Hm… nicht will? Wollen, nicht wollen… Solche Formulierungen sollten uns immer stutzig machen. Befinde ich mich in dieser Situation mit nur einem ungeliebten Ausweg, weil ich lernen soll, sie mit Gelassenheit zu ertragen, bis das Göttliche mich in die von Ihm bestimmte Richtung führt?
Oder erwartet das Göttliche von mir, dass ich mein Leben endlich selbst in die Hand nehme und die Entscheidung treffe, war ich bisher einfach nur zu feige dazu?
Wie viel Ego steckt im Ändernwollen, wie viel im Nichtändernwollen?
Ich weiss es nicht. Meine Innere Stimme, die mich sonst so zuverlässig leitet, schweigt.

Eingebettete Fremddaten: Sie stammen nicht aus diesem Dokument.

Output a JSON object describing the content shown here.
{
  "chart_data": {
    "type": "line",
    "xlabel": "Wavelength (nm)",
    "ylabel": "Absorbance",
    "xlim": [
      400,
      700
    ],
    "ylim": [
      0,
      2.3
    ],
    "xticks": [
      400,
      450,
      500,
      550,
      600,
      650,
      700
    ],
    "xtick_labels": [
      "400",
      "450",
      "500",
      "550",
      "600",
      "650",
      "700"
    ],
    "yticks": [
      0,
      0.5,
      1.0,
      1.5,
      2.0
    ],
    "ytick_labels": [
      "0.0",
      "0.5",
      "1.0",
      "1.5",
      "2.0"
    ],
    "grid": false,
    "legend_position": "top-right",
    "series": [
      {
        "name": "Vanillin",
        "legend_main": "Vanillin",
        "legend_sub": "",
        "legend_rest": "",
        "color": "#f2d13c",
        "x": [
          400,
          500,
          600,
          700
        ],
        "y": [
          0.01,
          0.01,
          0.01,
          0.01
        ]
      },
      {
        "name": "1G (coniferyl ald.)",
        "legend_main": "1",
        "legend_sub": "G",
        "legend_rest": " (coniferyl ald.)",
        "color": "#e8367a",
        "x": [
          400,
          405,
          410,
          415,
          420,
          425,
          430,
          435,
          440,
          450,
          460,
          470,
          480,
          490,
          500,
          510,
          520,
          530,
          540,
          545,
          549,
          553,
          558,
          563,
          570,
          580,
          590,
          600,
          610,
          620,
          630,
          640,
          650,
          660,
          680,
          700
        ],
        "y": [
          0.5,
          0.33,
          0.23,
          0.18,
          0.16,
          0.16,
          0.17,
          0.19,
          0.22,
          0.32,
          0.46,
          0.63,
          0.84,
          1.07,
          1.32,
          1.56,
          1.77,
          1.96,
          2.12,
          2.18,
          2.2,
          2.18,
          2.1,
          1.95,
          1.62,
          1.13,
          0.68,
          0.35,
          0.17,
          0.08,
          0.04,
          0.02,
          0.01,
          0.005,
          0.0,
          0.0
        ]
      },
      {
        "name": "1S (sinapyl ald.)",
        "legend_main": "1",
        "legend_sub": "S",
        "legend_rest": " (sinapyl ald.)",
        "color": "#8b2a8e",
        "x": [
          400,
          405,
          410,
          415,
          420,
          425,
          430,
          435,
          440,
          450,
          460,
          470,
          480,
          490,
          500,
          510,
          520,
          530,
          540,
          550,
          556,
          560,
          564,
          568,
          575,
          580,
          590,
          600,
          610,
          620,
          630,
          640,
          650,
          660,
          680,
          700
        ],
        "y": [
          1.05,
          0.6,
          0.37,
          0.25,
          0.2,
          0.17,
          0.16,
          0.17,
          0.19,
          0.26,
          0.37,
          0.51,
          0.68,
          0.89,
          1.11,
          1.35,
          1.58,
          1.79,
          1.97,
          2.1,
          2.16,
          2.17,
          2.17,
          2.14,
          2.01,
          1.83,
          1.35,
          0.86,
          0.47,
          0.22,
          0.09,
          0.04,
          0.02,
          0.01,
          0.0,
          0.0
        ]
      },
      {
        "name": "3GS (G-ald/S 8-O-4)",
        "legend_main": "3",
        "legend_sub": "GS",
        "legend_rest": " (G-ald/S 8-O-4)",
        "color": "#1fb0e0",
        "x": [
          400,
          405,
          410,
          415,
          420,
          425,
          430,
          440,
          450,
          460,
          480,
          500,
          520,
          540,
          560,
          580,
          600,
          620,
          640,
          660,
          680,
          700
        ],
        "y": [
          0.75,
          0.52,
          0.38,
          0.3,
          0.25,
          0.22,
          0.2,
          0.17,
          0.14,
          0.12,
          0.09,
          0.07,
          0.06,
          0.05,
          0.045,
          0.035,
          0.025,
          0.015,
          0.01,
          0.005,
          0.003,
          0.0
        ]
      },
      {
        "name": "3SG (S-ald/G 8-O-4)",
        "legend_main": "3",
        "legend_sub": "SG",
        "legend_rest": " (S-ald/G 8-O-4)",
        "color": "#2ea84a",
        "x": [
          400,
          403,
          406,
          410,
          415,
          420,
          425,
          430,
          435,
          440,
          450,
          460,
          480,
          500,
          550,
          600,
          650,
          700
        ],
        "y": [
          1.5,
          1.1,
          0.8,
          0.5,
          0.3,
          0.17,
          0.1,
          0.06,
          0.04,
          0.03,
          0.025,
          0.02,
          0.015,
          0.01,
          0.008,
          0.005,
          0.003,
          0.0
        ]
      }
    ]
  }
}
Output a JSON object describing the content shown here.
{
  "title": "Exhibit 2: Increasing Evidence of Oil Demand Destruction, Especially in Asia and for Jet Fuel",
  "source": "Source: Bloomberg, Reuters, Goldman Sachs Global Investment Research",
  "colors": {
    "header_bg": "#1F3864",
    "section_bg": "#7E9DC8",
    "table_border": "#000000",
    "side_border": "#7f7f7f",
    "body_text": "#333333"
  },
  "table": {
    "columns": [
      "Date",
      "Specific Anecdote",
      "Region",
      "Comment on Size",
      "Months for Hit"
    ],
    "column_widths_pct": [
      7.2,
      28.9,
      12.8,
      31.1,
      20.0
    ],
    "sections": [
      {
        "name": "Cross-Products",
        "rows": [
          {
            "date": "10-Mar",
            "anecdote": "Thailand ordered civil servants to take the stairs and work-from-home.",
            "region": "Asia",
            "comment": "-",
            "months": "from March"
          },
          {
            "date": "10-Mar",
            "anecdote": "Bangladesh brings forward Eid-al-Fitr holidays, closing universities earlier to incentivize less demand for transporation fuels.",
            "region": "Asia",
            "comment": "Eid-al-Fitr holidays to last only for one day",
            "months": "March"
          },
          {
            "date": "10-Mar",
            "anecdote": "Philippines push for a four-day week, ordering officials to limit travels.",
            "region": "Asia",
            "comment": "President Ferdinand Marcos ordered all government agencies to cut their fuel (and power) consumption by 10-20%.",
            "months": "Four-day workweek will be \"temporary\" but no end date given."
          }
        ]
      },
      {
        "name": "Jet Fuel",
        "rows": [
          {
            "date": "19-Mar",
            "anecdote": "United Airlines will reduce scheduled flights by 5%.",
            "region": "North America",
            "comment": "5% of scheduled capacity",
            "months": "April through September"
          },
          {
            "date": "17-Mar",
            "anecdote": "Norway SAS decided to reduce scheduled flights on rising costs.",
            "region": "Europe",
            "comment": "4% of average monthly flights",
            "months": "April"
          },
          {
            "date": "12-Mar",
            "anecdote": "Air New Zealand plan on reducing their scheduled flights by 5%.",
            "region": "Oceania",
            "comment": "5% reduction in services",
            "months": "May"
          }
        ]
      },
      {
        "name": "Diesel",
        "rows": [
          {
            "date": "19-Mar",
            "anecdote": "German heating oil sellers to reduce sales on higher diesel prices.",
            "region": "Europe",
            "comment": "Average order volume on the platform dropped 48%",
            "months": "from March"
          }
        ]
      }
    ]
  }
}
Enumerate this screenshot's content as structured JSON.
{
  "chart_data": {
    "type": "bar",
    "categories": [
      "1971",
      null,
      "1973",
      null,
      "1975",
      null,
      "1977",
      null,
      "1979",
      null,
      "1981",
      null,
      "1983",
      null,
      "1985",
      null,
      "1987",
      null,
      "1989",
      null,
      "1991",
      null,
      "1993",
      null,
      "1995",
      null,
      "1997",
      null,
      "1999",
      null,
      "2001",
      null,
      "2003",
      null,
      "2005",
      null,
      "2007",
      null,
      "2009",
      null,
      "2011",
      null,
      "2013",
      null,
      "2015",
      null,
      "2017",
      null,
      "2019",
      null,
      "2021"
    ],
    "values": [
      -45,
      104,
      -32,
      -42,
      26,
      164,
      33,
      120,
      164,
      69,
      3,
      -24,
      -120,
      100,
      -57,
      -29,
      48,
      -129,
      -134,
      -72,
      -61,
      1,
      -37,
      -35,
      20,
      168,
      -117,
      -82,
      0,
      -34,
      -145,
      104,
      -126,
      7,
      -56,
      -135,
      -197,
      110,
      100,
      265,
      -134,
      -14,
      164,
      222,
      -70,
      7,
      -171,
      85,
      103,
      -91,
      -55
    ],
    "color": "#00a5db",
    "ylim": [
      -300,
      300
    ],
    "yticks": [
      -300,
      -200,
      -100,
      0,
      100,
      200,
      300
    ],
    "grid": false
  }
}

Wahrscheinlich weil ich mich an eine andere meiner Lebensweisheiten halten soll: Solange ich nicht ganz sicher weiss, in welche Richtung ich gehen soll, ändere ich nichts an meiner Situation. Zumindest nichts Entscheidendes, sondern ich treffe nur, wie oben unter dem ersten Punkt erwähnt, meine „kleinen“ Entscheidungen unabhängig vom Objekt meiner Anhaftung.
Bringen wir einerseits den Mut auf, die Anhaftung zu übergehen und unseren Weg zu beschreiten, und andererseits das Urvertrauen und den Gleichmut, unser Wollen/Nichtwollen loszulassen, vergeuden wir zumindest darin keine Energie mehr. Damit ist schon viel gewonnen.